Interestingly, CNN reports, “The United States Olympic & Paralympic Committee announced that Team USA athletes would be permitted to hold up a fist, kneel, and wear garments promoting racial and social justice while taking part in all future US Olympic & Paralympic Trials events.”
The IOC did agree to some changes in the opening ceremony for the Tokyo Games. The agreement promises to:
Highlight the importance of solidarity, unity and non-discrimination at the opening and closing ceremonies.
Adapt the Olympic Oath to include messaging on inclusion and non-discrimination.
Below is the proposal for changes to the Olympic Oath (which was approved by the IOC executive board):
“In the name of the athletes”, “In the name of all judges” or “In the name of all the coaches and officials”.
“We promise to take part in these Olympic Games, respecting and abiding by the rules and in the spirit of fair play, inclusion and equality. Together we stand in solidarity and commit ourselves to sport without doping, without cheating, without any form of discrimination. We do this for the honour of our teams, in respect for the Fundamental Principles of Olympism, and to make the world a better place through sport.”
Inside police training to handle mental health calls
I point you to the work of Whitney Bryen at Oklahoma Watch, who attended a training seminar for police officers to help them learn to deal with calls involving a person who might have a mental illness.
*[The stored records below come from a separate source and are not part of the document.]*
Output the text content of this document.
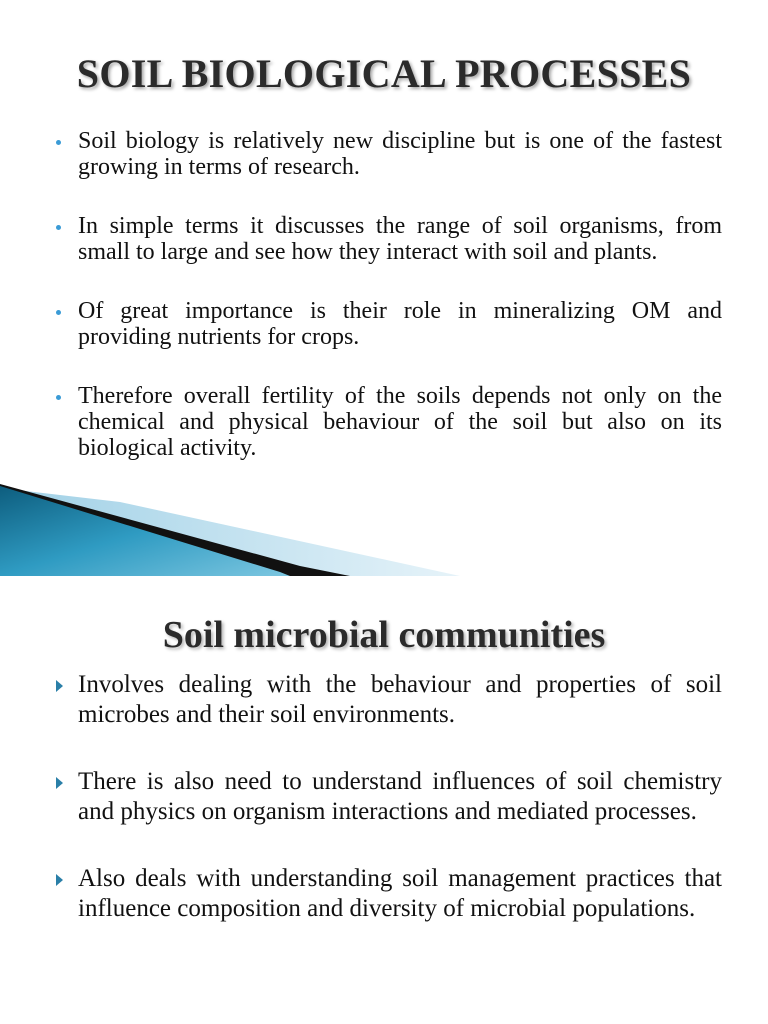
SOIL BIOLOGICAL PROCESSES
Soil biology is relatively new discipline but is one of the fastest growing in terms of research.
In simple terms it discusses the range of soil organisms, from small to large and see how they interact with soil and plants.
Of great importance is their role in mineralizing OM and providing nutrients for crops.
Therefore overall fertility of the soils depends not only on the chemical and physical behaviour of the soil but also on its biological activity.
Soil microbial communities
Involves dealing with the behaviour and properties of soil microbes and their soil environments.
There is also need to understand influences of soil chemistry and physics on organism interactions and mediated processes.
Also deals with understanding soil management practices that influence composition and diversity of microbial populations.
About half of the 32 officers who attended the training did so voluntarily and learned about “symptoms and treatment of common psychiatric disorders, substance abuse, suicide, children’s mental health and self-care for police.”
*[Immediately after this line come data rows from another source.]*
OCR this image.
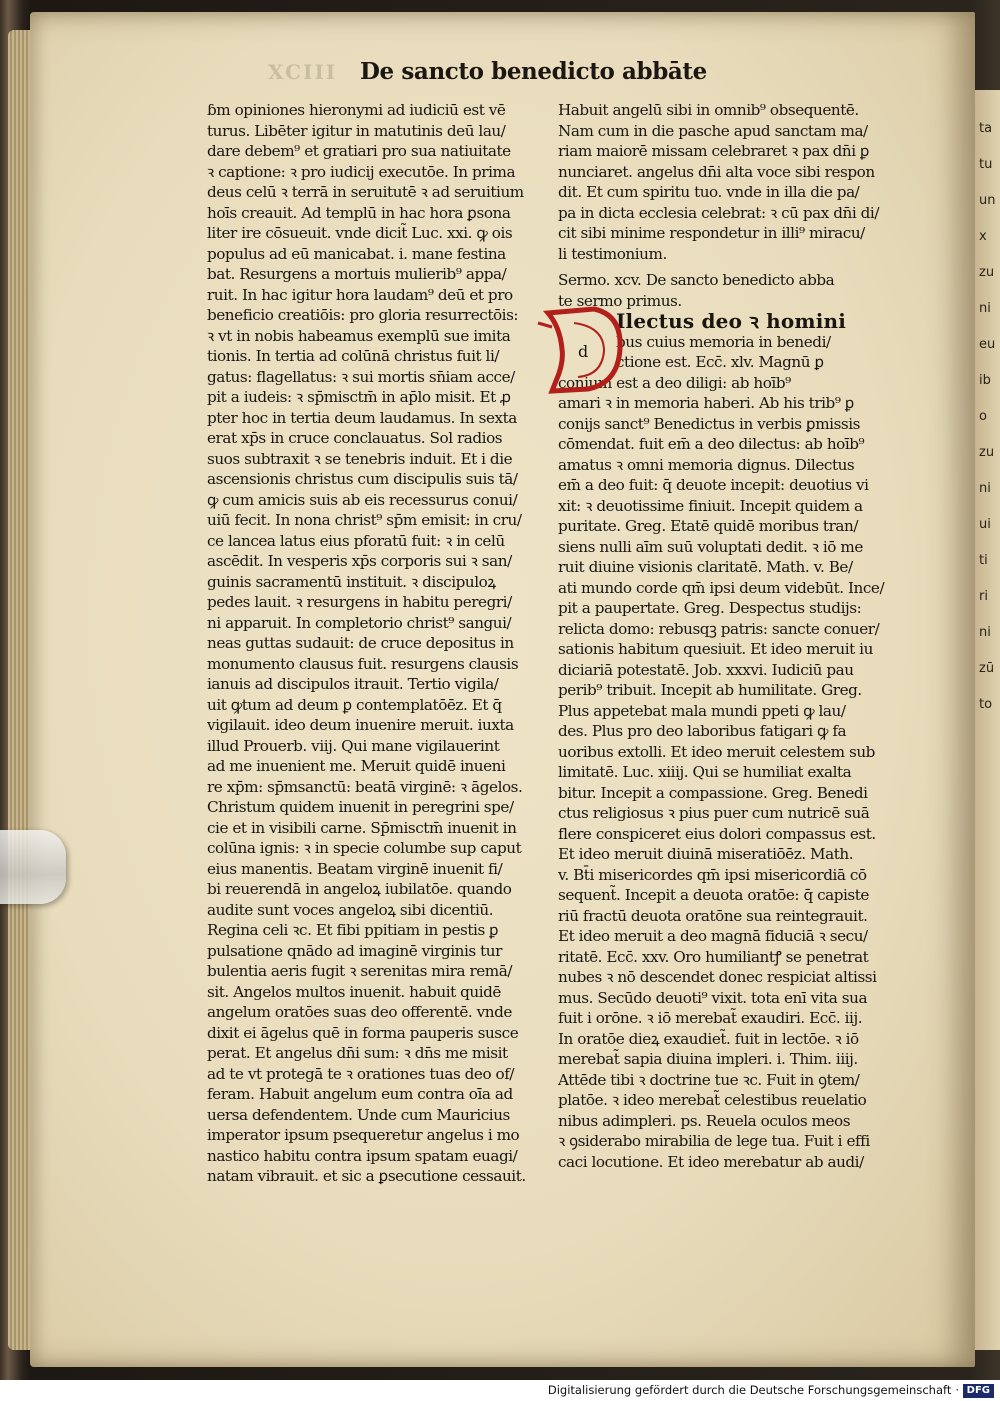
ta
tu
un
x
zu
ni
eu
ib
o
zu
ni
ui
ti
ri
ni
zū
to
XCIII De sancto benedicto abbāte
ɓm opiniones hieronymi ad iudiciū est vē
turus. Libēter igitur in matutinis deū lau/
dare debem⁹ et gratiari pro sua natiuitate
ꝛ captione: ꝛ pro iudicij executōe. In prima
deus celū ꝛ terrā in seruitutē ꝛ ad seruitium
hoīs creauit. Ad templū in hac hora ꝑsona
liter ire cōsueuit. vnde dicit̃ Luc. xxi. ꝙ ois
populus ad eū manicabat. i. mane festina
bat. Resurgens a mortuis mulierib⁹ appa/
ruit. In hac igitur hora laudam⁹ deū et pro
beneficio creatiōis: pro gloria resurrectōis:
ꝛ vt in nobis habeamus exemplū sue imita
tionis. In tertia ad colūnā christus fuit li/
gatus: flagellatus: ꝛ sui mortis sn̄iam acce/
pit a iudeis: ꝛ sp̄misctm̄ in ap̄lo misit. Et ꝓ
pter hoc in tertia deum laudamus. In sexta
erat xp̄s in cruce conclauatus. Sol radios
suos subtraxit ꝛ se tenebris induit. Et i die
ascensionis christus cum discipulis suis tā/
ꝙ cum amicis suis ab eis recessurus conui/
uiū fecit. In nona christ⁹ sp̄m emisit: in cru/
ce lancea latus eius pforatū fuit: ꝛ in celū
ascēdit. In vesperis xp̄s corporis sui ꝛ san/
guinis sacramentū instituit. ꝛ discipuloꝝ
pedes lauit. ꝛ resurgens in habitu peregri/
ni apparuit. In completorio christ⁹ sangui/
neas guttas sudauit: de cruce depositus in
monumento clausus fuit. resurgens clausis
ianuis ad discipulos itrauit. Tertio vigila/
uit ꝙtum ad deum ꝑ contemplatōēz. Et q̄
vigilauit. ideo deum inuenire meruit. iuxta
illud Prouerb. viij. Qui mane vigilauerint
ad me inuenient me. Meruit quidē inueni
re xp̄m: sp̄msanctū: beatā virginē: ꝛ āgelos.
Christum quidem inuenit in peregrini spe/
cie et in visibili carne. Sp̄misctm̄ inuenit in
colūna ignis: ꝛ in specie columbe sup caput
eius manentis. Beatam virginē inuenit fi/
bi reuerendā in angeloꝝ iubilatōe. quando
audite sunt voces angeloꝝ sibi dicentiū.
Regina celi ꝛc. Et fibi ppitiam in pestis ꝑ
pulsatione qnādo ad imaginē virginis tur
bulentia aeris fugit ꝛ serenitas mira remā/
sit. Angelos multos inuenit. habuit quidē
angelum oratōes suas deo offerentē. vnde
dixit ei āgelus quē in forma pauperis susce
perat. Et angelus dn̄i sum: ꝛ dn̄s me misit
ad te vt protegā te ꝛ orationes tuas deo of/
feram. Habuit angelum eum contra oīa ad
uersa defendentem. Unde cum Mauricius
imperator ipsum psequeretur angelus i mo
nastico habitu contra ipsum spatam euagi/
natam vibrauit. et sic a ꝑsecutione cessauit.
Habuit angelū sibi in omnib⁹ obsequentē.
Nam cum in die pasche apud sanctam ma/
riam maiorē missam celebraret ꝛ pax dn̄i ꝑ
nunciaret. angelus dn̄i alta voce sibi respon
dit. Et cum spiritu tuo. vnde in illa die pa/
pa in dicta ecclesia celebrat: ꝛ cū pax dn̄i di/
cit sibi minime respondetur in illi⁹ miracu/
li testimonium.
Sermo. xcv. De sancto benedicto abba
te sermo primus.
d
Ilectus deo ꝛ homini
bus cuius memoria in benedi/
ctione est. Ecc̄. xlv. Magnū ꝑ
conium est a deo diligi: ab hoīb⁹
amari ꝛ in memoria haberi. Ab his trib⁹ ꝑ
conijs sanct⁹ Benedictus in verbis ꝑmissis
cōmendat. fuit em̄ a deo dilectus: ab hoīb⁹
amatus ꝛ omni memoria dignus. Dilectus
em̄ a deo fuit: q̄ deuote incepit: deuotius vi
xit: ꝛ deuotissime finiuit. Incepit quidem a
puritate. Greg. Etatē quidē moribus tran/
siens nulli aīm suū voluptati dedit. ꝛ iō me
ruit diuine visionis claritatē. Math. v. Be/
ati mundo corde qm̄ ipsi deum videbūt. Ince/
pit a paupertate. Greg. Despectus studijs:
relicta domo: rebusqꝫ patris: sancte conuer/
sationis habitum quesiuit. Et ideo meruit iu
diciariā potestatē. Job. xxxvi. Iudiciū pau
perib⁹ tribuit. Incepit ab humilitate. Greg.
Plus appetebat mala mundi ppeti ꝙ lau/
des. Plus pro deo laboribus fatigari ꝙ fa
uoribus extolli. Et ideo meruit celestem sub
limitatē. Luc. xiiij. Qui se humiliat exalta
bitur. Incepit a compassione. Greg. Benedi
ctus religiosus ꝛ pius puer cum nutricē suā
flere conspiceret eius dolori compassus est.
Et ideo meruit diuinā miseratiōēz. Math.
v. Bt̄i misericordes qm̄ ipsi misericordiā cō
sequent̃. Incepit a deuota oratōe: q̄ capiste
riū fractū deuota oratōne sua reintegrauit.
Et ideo meruit a deo magnā fiduciā ꝛ secu/
ritatē. Ecc̄. xxv. Oro humiliantꝭ se penetrat
nubes ꝛ nō descendet donec respiciat altissi
mus. Secūdo deuoti⁹ vixit. tota enī vita sua
fuit i orōne. ꝛ iō merebat̃ exaudiri. Ecc̄. iij.
In oratōe dieꝝ exaudiet̃. fuit in lectōe. ꝛ iō
merebat̃ sapia diuina impleri. i. Thim. iiij.
Attēde tibi ꝛ doctrine tue ꝛc. Fuit in ꝯtem/
platōe. ꝛ ideo merebat̃ celestibus reuelatio
nibus adimpleri. ps. Reuela oculos meos
ꝛ ꝯsiderabo mirabilia de lege tua. Fuit i effi
caci locutione. Et ideo merebatur ab audi/
Digitalisierung gefördert durch die Deutsche Forschungsgemeinschaft · DFG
The story is pinned to what Oklahoma Watch discovered through its reporting:
The risk of being killed by police is greater for individuals with untreated mental illness, according to the Treatment Advocacy Center. A national report found that Oklahoma City and Tulsa are among the deadliest cities in the nation for police killings.
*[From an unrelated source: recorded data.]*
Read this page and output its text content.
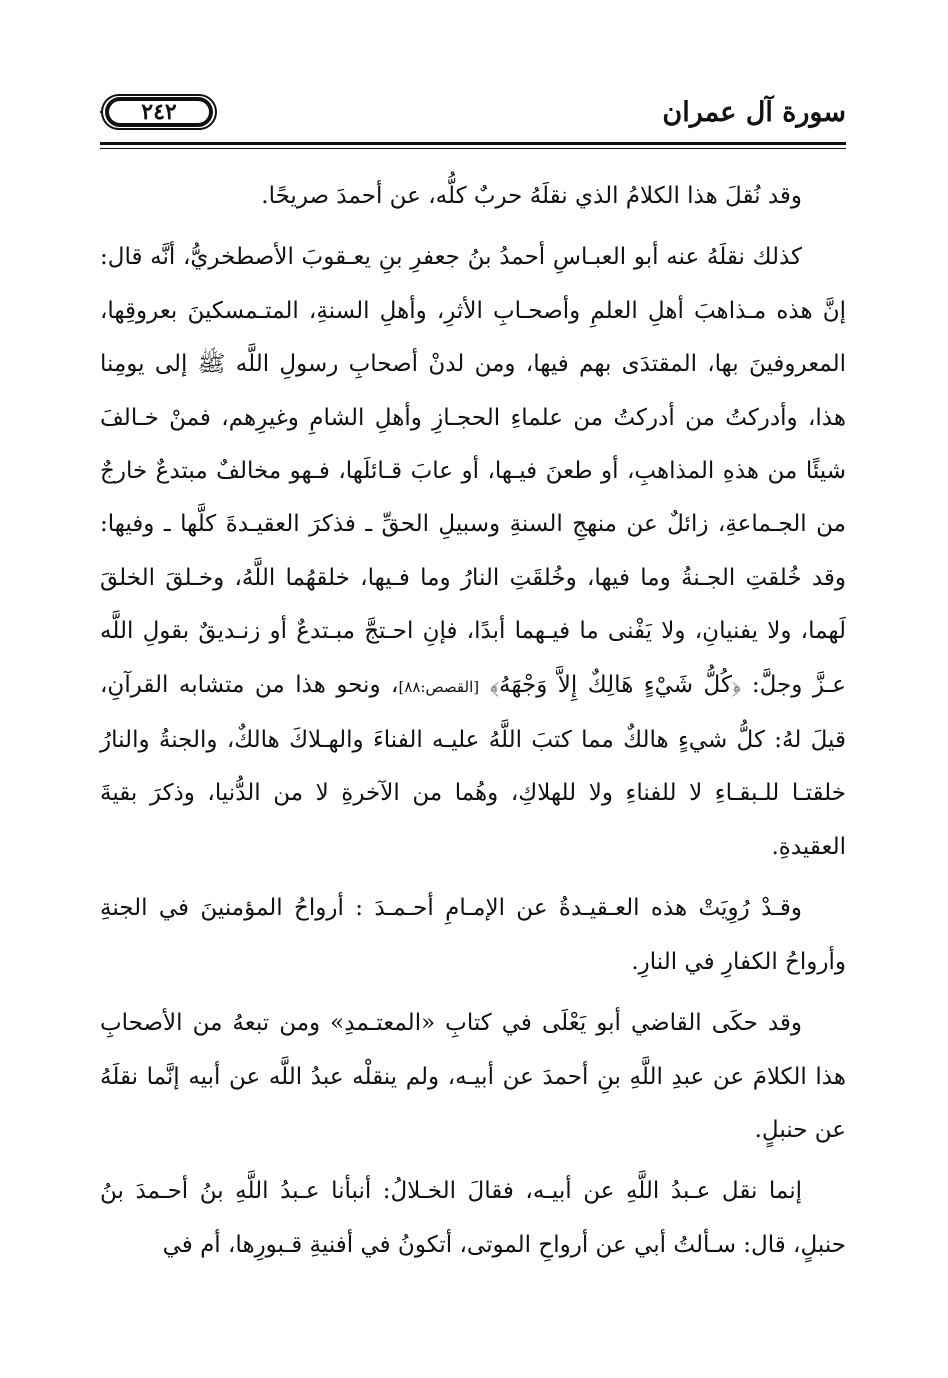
سورة آل عمران
٢٤٢

وقد نُقلَ هذا الكلامُ الذي نقلَهُ حربٌ كلُّه، عن أحمدَ صريحًا.

كذلك نقلَهُ عنه أبو العبـاسِ أحمدُ بنُ جعفرِ بنِ يعـقوبَ الأصطخريُّ، أنَّه قال: إنَّ هذه مـذاهبَ أهلِ العلمِ وأصحـابِ الأثرِ، وأهلِ السنةِ، المتـمسكينَ بعروقِها، المعروفينَ بها، المقتدَى بهم فيها، ومن لدنْ أصحابِ رسولِ اللَّه ﷺ إلى يومِنا هذا، وأدركتُ من أدركتُ من علماءِ الحجـازِ وأهلِ الشامِ وغيرِهم، فمنْ خـالفَ شيئًا من هذهِ المذاهبِ، أو طعنَ فيـها، أو عابَ قـائلَها، فـهو مخالفٌ مبتدعٌ خارجٌ من الجـماعةِ، زائلٌ عن منهجِ السنةِ وسبيلِ الحقِّ ـ فذكرَ العقيـدةَ كلَّها ـ وفيها: وقد خُلقتِ الجـنةُ وما فيها، وخُلقَتِ النارُ وما فـيها، خلقهُما اللَّهُ، وخـلقَ الخلقَ لَهما، ولا يفنيانِ، ولا يَفْنى ما فيـهما أبدًا، فإنِ احـتجَّ مبـتدعٌ أو زنـديقٌ بقولِ اللَّه عـزَّ وجلَّ: ﴿كُلُّ شَيْءٍ هَالِكٌ إِلاَّ وَجْهَهُ﴾ [القصص:٨٨]، ونحو هذا من متشابه القرآنِ، قيلَ لهُ: كلُّ شيءٍ هالكٌ مما كتبَ اللَّهُ عليـه الفناءَ والهـلاكَ هالكٌ، والجنةُ والنارُ خلقتـا للـبقـاءِ لا للفناءِ ولا للهلاكِ، وهُما من الآخرةِ لا من الدُّنيا، وذكرَ بقيةَ العقيدةِ.

وقـدْ رُوِيَتْ هذه العـقيـدةُ عن الإمـامِ أحـمـدَ : أرواحُ المؤمنينَ في الجنةِ وأرواحُ الكفارِ في النارِ.

وقد حكَى القاضي أبو يَعْلَى في كتابِ «المعتـمدِ» ومن تبعهُ من الأصحابِ هذا الكلامَ عن عبدِ اللَّهِ بنِ أحمدَ عن أبيـه، ولم ينقلْه عبدُ اللَّه عن أبيه إنَّما نقلَهُ عن حنبلٍ.

إنما نقل عـبدُ اللَّهِ عن أبيـه، فقالَ الخـلالُ: أنبأنا عـبدُ اللَّهِ بنُ أحـمدَ بنُ حنبلٍ، قال: سـألتُ أبي عن أرواحِ الموتى، أتكونُ في أفنيةِ قـبورِها، أم في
A 2020 Oklahoma Watch investigation found that law enforcement are responding to more mental health crises than ever. In March, Oklahoma City Police responded to 2,024 mental health calls — the highest total on record. But few officers have received the specialized training that prepares them for those emergencies.
The training was developed in the 1980s at the University of Memphis and is considered a national model for crisis response. The course was brought to this state in 2002 by Oklahoma City police following an increase in the agency’s mental health calls.
Bryen’s work reminds us of the value of understanding the challenges that police face even as we report about situations that turn tragic because of an overreaction.